COVID-19 and growth in advanced therapies is driving increased demand for cold storage, according to Catalent Pharma Solutions, who recently added cryogenic storage capabilities to its 200,000 square-foot Philadelphia facility.

“We’ve seen more requests for cold storage across the board, and we’ve seen market data showing more requests coming in the future,” says Matt Blume, vice president, business transformation at Catalent.

He attributes the growth in demand to biologics, and cell and gene therapies that need specific storage conditions. “If there’s a cell therapy then there’s a need for liquid nitrogen, but if it’s a gene therapy, there’s more need for storage at -80 degrees,” he says.

Storing COVID-19 vaccines has also put more pressure on existing facilities, he adds, especially units that can store drugs at -80 degrees Fahrenheit. “If you look at COVID-19 products, they need to be stored at different temperatures, so there’s an increase in demand for units and constraints on supply.”

In addition, there’s a growing demand for facilities that can store products in liquid nitrogen.
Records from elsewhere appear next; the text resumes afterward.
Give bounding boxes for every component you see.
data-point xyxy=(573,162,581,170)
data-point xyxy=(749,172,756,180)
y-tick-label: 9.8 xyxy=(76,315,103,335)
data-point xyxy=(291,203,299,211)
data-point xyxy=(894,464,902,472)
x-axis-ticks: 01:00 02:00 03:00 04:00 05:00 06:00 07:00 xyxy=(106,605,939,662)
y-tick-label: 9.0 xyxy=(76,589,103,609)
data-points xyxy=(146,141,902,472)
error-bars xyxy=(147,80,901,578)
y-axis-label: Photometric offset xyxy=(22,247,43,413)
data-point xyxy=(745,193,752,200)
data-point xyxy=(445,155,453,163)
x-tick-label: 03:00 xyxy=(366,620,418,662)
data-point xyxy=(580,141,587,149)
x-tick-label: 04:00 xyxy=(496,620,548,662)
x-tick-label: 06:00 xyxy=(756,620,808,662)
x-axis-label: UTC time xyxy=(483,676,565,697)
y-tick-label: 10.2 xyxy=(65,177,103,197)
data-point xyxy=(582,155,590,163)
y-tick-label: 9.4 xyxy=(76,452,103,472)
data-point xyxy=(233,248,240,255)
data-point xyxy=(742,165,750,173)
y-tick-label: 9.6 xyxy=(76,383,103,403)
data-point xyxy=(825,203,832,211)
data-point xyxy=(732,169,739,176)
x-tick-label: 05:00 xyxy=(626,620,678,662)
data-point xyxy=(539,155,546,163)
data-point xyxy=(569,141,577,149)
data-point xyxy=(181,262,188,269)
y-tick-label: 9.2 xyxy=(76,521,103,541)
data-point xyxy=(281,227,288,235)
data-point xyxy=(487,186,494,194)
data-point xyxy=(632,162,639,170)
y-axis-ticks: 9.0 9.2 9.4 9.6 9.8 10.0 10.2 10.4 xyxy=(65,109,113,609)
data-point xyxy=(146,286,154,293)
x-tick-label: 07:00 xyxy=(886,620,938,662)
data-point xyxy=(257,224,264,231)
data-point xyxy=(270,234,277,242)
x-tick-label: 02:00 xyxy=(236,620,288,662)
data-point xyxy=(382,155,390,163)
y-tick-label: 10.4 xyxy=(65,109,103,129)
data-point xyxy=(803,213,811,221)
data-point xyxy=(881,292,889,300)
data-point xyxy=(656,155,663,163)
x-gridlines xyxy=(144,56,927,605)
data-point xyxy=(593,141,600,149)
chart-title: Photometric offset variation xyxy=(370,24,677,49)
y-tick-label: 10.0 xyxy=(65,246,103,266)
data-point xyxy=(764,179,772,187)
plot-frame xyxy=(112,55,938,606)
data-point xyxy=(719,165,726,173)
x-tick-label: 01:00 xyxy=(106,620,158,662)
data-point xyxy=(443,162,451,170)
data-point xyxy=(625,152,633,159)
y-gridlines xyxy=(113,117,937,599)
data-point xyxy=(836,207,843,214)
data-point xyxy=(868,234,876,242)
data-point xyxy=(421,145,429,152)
As he explains, Catalent used to have liquid nitrogen storage in legacy facilities. They are now reactivating them from dormancy to cope with the increased demand.

The company says they have the expertise to deal with the upsurge in interest in storage and are now looking to other locations where they can install cryogenic facilities. “I think Philadelphia was our step one,” says Blume. “As we look at our strategic horizons, we’re seeing whether we need to open more capacity in the future to support clinical trials outside the United States.”

Europe is a target for future expansion of Catalent’s cryogenic facilities, he explains. “There may be a need for U.K. and European storage. [The situation] is getting better [around Brexit], but it presents some unique challenges.”